Pause et al. studied nanoplastic uptake in farm animal cells and its influence on cellular behavior. This pilot study highlights the importance of further research into nanoplastic exposure in livestock, both to understand risks to animal health and to assess potential implications for food safety and human health.

ECP is established as a light based blood cell therapy for T-cell lymphoma and organ transplant rejection, while the full picture of how it works is still unclear. Hagn et al. identified effects of ECP on lipid mediators playing a central role in inflammation, supported by proliferation analysis of lung fibroblasts.

Reynders et al. present photoswitchable azobenzene compounds that can inhibit tubulin polymerization, allowing precise control of cell division with light. This research identifies a general method for near-quantitative photocontrol, offering potential for new anticancer therapies.

Steffens et al. present advanced nucleic acid carriers with disulfide or hydrophobic spacers. The inclusion of these spacers improved the carriers’ stability, reduced membrane damage and enhanced cell growth, meaning enhanced biocompatibility and efficacy, and proving their potential in gene therapy applications.

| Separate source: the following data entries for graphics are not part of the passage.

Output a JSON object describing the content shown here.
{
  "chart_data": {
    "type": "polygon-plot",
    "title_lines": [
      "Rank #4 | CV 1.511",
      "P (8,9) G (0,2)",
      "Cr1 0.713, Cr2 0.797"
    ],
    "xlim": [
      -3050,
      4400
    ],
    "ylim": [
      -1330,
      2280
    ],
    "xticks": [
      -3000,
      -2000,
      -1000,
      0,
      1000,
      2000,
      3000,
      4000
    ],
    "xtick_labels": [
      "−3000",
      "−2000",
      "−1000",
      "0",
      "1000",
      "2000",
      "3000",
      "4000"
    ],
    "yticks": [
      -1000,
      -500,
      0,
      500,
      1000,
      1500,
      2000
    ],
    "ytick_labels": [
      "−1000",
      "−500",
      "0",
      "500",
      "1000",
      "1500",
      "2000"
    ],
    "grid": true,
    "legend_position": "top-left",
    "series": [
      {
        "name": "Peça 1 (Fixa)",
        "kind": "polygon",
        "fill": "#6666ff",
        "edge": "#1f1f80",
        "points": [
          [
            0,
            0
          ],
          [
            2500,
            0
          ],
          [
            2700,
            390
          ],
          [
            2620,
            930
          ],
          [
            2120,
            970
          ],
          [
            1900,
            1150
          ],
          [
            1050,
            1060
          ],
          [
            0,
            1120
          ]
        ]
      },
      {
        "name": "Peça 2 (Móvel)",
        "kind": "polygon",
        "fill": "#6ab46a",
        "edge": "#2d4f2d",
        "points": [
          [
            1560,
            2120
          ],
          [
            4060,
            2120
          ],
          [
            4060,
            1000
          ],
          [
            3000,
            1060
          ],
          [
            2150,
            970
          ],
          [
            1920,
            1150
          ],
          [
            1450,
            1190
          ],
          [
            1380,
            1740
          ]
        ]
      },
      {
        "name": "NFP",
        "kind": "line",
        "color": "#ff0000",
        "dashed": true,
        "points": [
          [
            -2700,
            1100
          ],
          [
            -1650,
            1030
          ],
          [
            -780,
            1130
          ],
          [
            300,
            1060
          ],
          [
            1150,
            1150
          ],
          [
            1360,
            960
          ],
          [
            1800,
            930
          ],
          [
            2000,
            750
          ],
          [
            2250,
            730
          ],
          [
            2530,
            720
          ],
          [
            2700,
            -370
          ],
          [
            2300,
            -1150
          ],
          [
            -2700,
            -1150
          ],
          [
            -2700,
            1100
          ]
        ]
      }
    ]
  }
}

Mohamed et al. exploit metabolites from the soil bacterium Streptomyces mirabilis to find potential cancer drug candidates. Here they report the structure elucidation of three new peptides and their biological activities. A PHIO Cellwatcher M was used to study cancer cell growth dynamics under the influence of the compounds.

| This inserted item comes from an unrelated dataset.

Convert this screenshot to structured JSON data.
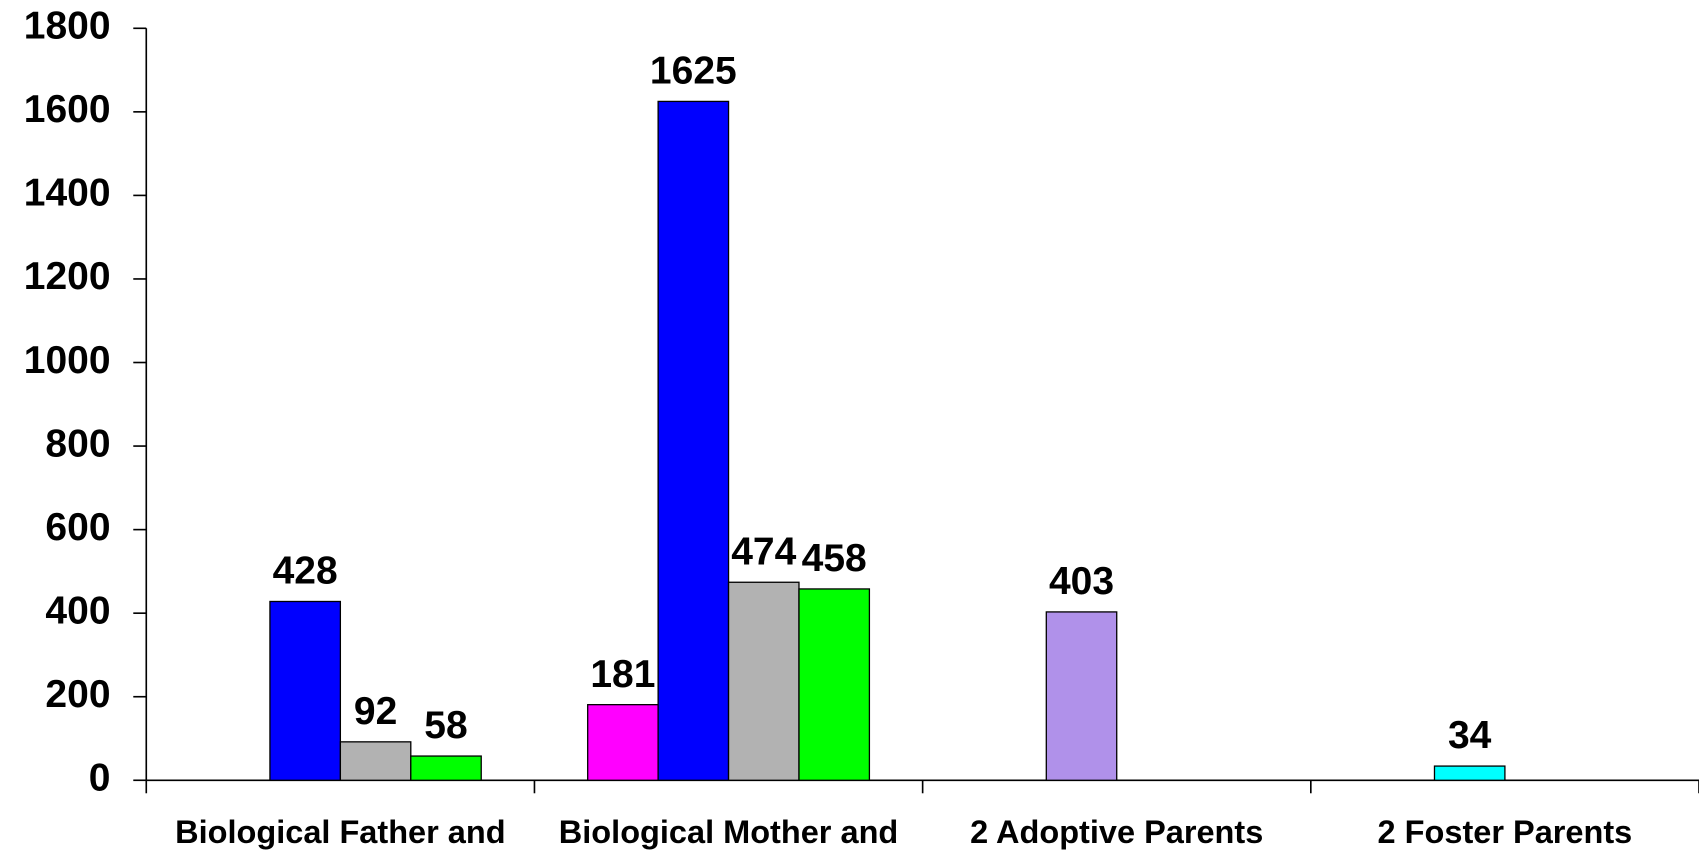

Yi Lin et al. developed folate receptor–mediated Cas9 RNP nanocarriers, for the purpose of achieving efficient and specific immune checkpoint disruption in cancer cells. They used a Cellwatcher system to monitor tumor cell growth dynamics and succeeded in strongly inhibiting proliferation through dual PD-L1/PVR gene knockout.

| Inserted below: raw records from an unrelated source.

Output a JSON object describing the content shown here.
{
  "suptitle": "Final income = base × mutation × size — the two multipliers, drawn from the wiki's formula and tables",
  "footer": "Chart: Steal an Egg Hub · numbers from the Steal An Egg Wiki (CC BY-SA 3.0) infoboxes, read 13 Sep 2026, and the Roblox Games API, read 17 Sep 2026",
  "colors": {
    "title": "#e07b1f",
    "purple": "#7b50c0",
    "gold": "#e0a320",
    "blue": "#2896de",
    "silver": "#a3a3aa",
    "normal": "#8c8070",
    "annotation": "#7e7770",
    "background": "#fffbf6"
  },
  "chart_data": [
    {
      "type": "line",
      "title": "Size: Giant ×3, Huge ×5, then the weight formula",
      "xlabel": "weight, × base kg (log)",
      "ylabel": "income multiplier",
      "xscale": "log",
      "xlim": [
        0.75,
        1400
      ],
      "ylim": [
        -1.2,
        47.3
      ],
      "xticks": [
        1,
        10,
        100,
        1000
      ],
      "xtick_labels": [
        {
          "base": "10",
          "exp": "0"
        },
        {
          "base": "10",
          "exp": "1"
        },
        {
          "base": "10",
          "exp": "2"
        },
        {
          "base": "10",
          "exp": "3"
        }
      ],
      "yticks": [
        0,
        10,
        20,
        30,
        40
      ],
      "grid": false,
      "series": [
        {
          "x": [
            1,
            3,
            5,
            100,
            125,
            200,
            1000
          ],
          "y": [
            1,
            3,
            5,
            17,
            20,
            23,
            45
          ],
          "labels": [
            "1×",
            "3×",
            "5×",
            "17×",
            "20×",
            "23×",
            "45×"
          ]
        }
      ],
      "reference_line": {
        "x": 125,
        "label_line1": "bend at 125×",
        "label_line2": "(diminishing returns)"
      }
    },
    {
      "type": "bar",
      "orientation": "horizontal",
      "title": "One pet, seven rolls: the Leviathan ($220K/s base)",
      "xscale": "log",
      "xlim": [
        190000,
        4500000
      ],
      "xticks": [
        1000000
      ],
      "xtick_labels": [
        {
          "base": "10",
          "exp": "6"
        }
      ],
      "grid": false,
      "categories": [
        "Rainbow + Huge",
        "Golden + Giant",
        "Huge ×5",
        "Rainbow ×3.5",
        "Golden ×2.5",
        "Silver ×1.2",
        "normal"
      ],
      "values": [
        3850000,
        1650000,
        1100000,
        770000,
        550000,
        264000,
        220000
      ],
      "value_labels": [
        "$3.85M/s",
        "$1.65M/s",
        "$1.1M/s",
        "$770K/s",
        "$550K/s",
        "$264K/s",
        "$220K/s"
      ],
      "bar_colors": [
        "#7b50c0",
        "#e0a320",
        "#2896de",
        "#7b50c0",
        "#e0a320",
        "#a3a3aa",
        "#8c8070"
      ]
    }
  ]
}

The resistance formation of cancer cells to chemotherapeutic drugs is one of the main reasons for the failure of cancer therapy. Bianca Köhler et al. identified microRNA-200c as an important player in sensitizing cells to chemotherapeutics and reverse drug resistance. PHIO’s technology allowed for the analysis of long term effects in vitro.

Paul Stolz et al. found that stem cells are impaired in pluripotency when Tet1 is knocked out, but unaffected when only the catalytic abilities of Tet1 are suppressed. The PHIO Cellwatcher proliferation and morphology analysis showed how these genetic modifications are also reflected at the macroscopic level.